In caso di detenzione temporanea di durata non superiore a sei mesi nel corso dello stesso anno solare, la TARI è dovuta soltanto dal possessore dei locali e delle aree a titolo di proprieta’, usufrutto, uso, abitazione o superficie.

 

Come fare per calcolare la Tari?

La TARI è un tributo composto da una parte fissa ed una variabile, oltre al tributo provinciale, senza che, ovviamente, abbia luogo l’applicazione diretta dell’IVA a carico del contribuente. L’IVA, infatti, è applicabile solo nel caso in cui la TARI rappresenti il corrispettivo per il servizio di raccolta e smaltimento rifiuti come previsto dall’articolo 1, comma 668, Legge di Stabilita 2014.

 

La parte fissa viene determinata tenendo conto delle componenti del costo del servizio di igiene urbana come investimenti e relativi ammortamenti, spazzamento delle strade e così via, mentre la parte variabile è destinata alla copertura dei costi del servizio rifiuti integrato (raccolta, trasporto, trattamento, riciclo, smaltimento) ed è rapportata alla quantità di rifiuti presumibilmente prodotti dal contribuente. All’importo del Tributo è necessario aggiungere il 5% per il Tributo provinciale per l’esercizio delle funzioni di tutela, protezione ed igiene ambientale. In sostanza, si moltiplica la superficie “calpestabile” dei locali (ovvero i metri quadrati netti misurati al filo interno delle murature) per la tariffa fissa unitaria, e poi si aggiunge la tariffa variabile.

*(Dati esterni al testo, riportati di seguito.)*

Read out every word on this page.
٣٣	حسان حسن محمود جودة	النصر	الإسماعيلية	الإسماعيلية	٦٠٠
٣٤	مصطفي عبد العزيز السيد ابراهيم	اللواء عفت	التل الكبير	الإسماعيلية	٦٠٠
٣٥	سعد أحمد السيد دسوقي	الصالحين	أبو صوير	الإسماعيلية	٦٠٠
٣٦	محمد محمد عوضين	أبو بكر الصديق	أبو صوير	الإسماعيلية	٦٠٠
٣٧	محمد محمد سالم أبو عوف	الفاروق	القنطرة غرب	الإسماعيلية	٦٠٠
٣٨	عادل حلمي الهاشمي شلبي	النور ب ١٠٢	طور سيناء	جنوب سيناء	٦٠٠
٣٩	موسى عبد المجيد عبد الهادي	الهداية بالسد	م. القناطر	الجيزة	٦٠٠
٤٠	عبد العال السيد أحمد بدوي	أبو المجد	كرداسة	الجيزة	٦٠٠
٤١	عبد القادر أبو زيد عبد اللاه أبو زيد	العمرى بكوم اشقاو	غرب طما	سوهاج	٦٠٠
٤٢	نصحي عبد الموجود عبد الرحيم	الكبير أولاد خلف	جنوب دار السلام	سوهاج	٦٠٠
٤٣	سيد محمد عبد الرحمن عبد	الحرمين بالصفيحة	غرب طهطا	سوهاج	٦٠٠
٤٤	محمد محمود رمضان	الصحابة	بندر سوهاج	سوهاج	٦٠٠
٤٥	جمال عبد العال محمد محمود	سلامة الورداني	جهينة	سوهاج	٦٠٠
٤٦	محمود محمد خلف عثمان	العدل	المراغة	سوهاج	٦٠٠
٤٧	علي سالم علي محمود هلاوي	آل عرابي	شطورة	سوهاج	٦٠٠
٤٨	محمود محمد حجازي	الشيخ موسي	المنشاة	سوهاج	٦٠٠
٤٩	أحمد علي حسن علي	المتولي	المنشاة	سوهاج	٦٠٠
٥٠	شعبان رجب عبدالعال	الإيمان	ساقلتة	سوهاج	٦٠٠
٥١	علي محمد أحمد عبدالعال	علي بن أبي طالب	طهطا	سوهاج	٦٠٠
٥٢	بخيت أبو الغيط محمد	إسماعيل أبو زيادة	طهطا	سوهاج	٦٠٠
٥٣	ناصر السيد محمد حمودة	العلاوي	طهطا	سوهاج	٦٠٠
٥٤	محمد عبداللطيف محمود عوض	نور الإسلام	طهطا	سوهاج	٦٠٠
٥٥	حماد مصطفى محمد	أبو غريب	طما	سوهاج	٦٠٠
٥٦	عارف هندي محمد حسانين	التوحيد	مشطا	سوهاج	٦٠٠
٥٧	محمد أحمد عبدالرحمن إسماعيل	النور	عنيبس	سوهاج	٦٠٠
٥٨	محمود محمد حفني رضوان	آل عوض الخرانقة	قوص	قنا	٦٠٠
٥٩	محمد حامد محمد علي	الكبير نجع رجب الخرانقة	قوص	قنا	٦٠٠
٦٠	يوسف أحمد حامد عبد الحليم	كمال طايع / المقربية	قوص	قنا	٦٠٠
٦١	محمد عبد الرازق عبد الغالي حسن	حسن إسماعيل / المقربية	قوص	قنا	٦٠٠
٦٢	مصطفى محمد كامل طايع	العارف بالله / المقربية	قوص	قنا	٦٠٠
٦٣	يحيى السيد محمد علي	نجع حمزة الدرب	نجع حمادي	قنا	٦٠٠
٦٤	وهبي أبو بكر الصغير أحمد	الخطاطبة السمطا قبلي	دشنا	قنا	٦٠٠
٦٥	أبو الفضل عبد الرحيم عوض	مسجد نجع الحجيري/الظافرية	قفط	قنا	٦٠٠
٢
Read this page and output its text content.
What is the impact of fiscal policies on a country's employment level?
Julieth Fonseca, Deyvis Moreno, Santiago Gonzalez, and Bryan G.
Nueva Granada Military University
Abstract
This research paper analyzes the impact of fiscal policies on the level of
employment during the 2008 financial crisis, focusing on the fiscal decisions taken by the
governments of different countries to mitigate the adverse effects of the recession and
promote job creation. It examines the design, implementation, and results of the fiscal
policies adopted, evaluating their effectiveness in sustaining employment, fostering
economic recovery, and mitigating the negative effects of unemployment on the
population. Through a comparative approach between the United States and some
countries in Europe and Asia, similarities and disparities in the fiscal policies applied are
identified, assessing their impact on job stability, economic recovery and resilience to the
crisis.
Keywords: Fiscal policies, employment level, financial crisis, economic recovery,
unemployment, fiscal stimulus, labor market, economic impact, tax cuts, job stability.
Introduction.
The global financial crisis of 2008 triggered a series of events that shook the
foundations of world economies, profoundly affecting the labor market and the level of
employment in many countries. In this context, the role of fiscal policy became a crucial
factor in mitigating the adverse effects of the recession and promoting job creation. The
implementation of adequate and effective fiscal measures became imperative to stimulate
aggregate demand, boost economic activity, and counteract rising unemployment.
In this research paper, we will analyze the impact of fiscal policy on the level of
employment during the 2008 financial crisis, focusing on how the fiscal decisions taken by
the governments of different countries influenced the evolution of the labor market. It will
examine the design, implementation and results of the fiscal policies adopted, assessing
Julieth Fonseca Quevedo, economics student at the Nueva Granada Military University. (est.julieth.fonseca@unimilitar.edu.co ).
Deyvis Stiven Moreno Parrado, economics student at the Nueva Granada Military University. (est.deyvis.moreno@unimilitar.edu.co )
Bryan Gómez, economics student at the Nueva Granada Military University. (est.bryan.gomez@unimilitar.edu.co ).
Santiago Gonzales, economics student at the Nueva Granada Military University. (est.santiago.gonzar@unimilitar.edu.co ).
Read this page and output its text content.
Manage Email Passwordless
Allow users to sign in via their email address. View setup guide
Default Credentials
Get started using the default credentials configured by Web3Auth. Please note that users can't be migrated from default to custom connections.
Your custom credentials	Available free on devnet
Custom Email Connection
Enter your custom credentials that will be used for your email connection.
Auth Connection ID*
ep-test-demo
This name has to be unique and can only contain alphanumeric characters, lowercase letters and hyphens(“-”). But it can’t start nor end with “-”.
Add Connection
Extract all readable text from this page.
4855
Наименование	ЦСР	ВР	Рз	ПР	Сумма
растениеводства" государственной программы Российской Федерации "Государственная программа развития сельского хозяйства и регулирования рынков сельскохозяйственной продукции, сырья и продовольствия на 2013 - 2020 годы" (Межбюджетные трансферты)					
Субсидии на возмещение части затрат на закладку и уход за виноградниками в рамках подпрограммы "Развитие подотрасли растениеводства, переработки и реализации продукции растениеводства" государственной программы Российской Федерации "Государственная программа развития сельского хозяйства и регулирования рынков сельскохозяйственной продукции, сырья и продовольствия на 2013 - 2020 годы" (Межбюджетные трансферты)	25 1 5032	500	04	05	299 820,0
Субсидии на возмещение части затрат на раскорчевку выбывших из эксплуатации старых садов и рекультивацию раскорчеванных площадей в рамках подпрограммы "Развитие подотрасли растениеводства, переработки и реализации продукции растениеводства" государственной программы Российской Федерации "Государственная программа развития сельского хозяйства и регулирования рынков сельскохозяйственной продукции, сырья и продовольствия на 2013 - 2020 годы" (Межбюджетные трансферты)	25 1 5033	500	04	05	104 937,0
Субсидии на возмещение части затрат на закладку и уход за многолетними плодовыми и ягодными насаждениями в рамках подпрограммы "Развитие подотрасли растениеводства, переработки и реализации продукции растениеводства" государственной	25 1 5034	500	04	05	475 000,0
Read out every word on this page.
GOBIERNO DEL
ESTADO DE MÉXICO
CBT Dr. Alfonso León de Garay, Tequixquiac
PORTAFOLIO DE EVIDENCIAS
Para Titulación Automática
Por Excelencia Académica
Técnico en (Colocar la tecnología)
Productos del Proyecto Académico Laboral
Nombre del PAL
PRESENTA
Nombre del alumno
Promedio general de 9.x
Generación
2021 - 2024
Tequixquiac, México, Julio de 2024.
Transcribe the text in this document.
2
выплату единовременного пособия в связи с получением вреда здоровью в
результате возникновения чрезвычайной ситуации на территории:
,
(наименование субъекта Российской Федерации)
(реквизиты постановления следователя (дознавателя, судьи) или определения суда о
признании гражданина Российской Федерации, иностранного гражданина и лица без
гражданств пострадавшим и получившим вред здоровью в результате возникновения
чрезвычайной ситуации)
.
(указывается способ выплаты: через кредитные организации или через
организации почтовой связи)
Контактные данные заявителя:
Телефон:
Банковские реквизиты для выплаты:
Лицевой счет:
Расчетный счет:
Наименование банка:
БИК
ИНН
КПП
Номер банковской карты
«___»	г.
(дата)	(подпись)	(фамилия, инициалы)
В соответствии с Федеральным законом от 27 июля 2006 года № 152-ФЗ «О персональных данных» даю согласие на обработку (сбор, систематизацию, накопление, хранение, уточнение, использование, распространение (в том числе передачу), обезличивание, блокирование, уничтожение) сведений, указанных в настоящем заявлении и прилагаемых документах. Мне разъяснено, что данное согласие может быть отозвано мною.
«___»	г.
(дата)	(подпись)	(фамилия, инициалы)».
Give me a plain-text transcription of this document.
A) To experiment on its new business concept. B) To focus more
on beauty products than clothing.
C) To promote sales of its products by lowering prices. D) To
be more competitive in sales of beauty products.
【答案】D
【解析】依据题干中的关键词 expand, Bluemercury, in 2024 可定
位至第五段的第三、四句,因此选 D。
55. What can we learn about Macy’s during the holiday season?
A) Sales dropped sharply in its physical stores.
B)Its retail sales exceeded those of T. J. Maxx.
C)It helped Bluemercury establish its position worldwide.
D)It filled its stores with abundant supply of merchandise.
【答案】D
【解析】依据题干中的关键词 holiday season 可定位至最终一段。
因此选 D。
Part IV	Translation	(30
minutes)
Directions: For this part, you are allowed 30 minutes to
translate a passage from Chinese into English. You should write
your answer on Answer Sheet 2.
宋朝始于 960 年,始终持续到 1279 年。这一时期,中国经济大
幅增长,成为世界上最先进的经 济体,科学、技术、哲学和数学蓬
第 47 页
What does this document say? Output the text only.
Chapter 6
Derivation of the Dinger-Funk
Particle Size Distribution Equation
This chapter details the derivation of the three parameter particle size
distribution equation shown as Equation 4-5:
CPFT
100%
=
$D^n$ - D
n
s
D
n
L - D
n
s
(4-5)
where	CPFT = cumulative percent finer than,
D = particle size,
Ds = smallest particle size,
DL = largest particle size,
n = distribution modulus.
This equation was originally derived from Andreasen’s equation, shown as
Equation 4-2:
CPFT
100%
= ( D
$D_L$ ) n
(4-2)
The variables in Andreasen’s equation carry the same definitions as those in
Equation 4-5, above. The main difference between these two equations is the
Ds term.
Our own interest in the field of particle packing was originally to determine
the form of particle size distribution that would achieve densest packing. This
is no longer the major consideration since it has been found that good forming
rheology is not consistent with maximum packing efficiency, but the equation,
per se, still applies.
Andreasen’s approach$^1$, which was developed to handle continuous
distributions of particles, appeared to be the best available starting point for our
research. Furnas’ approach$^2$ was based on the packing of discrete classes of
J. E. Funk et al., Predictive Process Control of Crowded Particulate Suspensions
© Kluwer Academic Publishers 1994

Per gli immobili a destinazione commerciale, la base imponibile rimane la superficie catastale moltiplicata per la tariffa fissa e variabile secondo la classificazione delle categorie.

 

Uno dei documenti che può essere utile per calcolare la Tari è la visura catastale per immobile. Il motivo? La visura catastale per immobile riporta dati quali:

 

catasto Terreni o Fabbricati

Comune

dati identificativi catastali

superficie e metri quadri

categoria, classe e rendita

soggetti (persone o società) intestatari dell’immobile

che permettono di calcolare la Tari senza errori. Le visure catastali hanno una finalità specificatamente fiscale e reddituale, non giuridica. Da questo si evince che il Catasto italiano non ha carattere probatorio e che pertanto le visure catastali non possono provare l’esistenza di un diritto reale e la titolarità giuridica dell’intestatario relativamente al bene immobile indicato nella visura catastale.

 

Riduzioni e incentivi per la Tari

Nonostante la Tari debba essere pagata sempre, esistono degli incentivi per chi effettua la raccolta differenziata e per chi la effettua usufruendo degli appositi centri di raccolta. Il Comune, nel disciplinare le riduzioni della TARI per raccolta differenziata, può anche prevedere di riconoscere la riduzione solo a chi conferisce in appositi centri di raccolta (soprattutto quando la raccolta differenziata viene effettuata con contenitori stradali ed è quindi impossibile individuare i singoli conferitori). È legittimo prevedere riconoscimenti premiali a chi ha determinati comportamenti positivi nel conferimento alla raccolta differenziata, comportamenti da determinare in base alle specificità del sistema di gestione adottato localmente.

 

Altre riduzioni sono previste tenendo conto del numero degli abitanti nell’immobile, al fine della determinazione della tariffa per le utenze domestiche residenti, nel caso in cui alcuni dei residenti siano assenti per lunghi periodi di lavoro o studio. Occorre però disciplinare correttamente sia la presentazione preventiva delle domande, che dovrebbe essere rinnovata annualmente, e della documentazione che attesta l’effettiva assenza dalla residenza. Si ritiene che l’assenza dalla residenza debba essere superiore ad un congruo periodo, di massima sei mesi nel corso dell’anno per giustificare la richiesta.